Although reasonable worst-case scenarios were avoided, there was a significant material hit to trade, particularly in the first two months of 2021. UK exports later recovered, but not fully – some sectors such as clothing and food are still experiencing difficulties. Total UK-EU trade missed out on a global rebound in trade in 2021 and remained at the very low levels seen in 2020.
Director General of the BCC, Shevaun Haviland, commented on the findings, “While the data does suggest, one year into the implementation of the deal, that trade is becoming more difficult rather than smoother, we do believe there are solutions which can improve conditions for our import and export businesses. These data certainly do illustrate that the issues with the TCA are not ‘teething problems’ but more structural defects that, whilst fixable, if not attended to will lead to long term damage to our import and export sectors.”
She continued, “We hope that these figures, along with our report detailing the experiences of businesses and suggesting ways forward, will provide an opportunity for an honest dialogue about how we can improve our trading relationship with the EU.”
Decline in UK air travel
A new report from aviation analytics firm Cirium has provided insight to the devastating impact of the pandemic on international travel, showing a 71% decline in international flights in and out of the UK in 2021 and a decline of almost 60% in UK domestic flights. Although the US only reopened its borders to UK travellers in early November, the busiest international route was between Heathrow and New York’s JFK Airport.

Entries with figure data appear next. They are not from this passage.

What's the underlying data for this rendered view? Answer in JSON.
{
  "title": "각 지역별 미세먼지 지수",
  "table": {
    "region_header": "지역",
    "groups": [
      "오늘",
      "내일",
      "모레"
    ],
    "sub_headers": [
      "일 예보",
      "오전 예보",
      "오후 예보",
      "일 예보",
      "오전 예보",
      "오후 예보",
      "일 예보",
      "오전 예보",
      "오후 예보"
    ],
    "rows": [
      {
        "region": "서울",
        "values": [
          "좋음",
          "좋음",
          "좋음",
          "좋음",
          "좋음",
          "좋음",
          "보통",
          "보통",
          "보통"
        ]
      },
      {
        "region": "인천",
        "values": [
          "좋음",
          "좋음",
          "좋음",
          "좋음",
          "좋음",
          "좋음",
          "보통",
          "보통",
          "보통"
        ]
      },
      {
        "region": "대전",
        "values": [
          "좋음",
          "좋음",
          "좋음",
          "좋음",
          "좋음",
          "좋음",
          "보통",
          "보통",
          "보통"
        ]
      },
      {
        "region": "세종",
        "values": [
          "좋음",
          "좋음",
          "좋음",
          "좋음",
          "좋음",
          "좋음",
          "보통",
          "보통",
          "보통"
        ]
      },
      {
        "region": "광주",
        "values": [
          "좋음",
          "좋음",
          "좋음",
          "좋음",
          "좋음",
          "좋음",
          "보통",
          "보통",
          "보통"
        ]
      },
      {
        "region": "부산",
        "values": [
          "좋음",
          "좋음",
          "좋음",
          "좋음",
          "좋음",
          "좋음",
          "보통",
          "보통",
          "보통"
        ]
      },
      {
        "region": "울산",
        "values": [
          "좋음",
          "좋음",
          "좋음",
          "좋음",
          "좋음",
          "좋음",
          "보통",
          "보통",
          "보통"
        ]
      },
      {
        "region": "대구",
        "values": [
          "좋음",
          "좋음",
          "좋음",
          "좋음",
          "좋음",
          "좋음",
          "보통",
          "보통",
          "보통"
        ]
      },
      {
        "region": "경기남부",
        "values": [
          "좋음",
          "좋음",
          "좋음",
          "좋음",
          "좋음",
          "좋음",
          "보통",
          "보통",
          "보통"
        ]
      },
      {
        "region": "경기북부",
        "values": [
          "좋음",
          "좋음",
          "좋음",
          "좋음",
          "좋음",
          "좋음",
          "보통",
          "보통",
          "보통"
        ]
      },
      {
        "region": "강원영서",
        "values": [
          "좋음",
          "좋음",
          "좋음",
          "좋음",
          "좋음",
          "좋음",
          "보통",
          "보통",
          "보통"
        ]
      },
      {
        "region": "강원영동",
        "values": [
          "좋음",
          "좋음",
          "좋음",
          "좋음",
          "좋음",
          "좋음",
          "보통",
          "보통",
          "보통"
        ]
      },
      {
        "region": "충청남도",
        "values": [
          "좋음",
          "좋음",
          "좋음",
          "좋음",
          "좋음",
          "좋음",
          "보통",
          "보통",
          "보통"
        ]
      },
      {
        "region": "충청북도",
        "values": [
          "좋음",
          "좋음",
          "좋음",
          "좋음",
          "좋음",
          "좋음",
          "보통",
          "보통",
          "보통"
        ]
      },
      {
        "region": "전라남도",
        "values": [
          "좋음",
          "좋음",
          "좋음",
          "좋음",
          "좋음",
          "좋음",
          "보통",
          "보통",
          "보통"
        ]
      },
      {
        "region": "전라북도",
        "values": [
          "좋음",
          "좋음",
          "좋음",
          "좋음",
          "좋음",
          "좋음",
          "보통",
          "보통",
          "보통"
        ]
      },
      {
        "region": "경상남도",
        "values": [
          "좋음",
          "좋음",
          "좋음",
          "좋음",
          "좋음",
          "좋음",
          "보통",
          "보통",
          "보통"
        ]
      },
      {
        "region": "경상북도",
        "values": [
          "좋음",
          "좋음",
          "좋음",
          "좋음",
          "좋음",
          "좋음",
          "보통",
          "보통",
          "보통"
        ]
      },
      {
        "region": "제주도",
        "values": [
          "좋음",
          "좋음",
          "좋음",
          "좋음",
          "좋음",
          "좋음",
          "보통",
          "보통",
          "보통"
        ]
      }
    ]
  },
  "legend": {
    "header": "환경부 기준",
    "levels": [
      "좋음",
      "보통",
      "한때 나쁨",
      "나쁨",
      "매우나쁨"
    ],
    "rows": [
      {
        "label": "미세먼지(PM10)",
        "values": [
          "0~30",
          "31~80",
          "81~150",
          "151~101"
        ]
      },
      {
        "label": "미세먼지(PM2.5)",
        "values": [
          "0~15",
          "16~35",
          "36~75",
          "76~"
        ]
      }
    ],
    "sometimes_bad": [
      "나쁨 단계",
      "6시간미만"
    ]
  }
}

In the last trading week of the year, despite escalating virus cases, stocks were supported by hopes that the Omicron variant is milder, potentially limiting the economic impact. The FTSE 100 recovered to pre-pandemic levels and ended the year up 14.3%, registering its best annual gain for five years. In the US, the Dow Jones closed the year up 18%. Brent crude closed the year trading at around $78 a barrel, an annual gain of over 51%. The price was lifted by higher demand and cautious production increases by OPEC+.
Plan B to continue
In a Downing Street briefing on Tuesday, Boris Johnson said he hopes England can “ride out” the Omicron wave without further restrictions and announced plans for critical workers to take daily virus tests.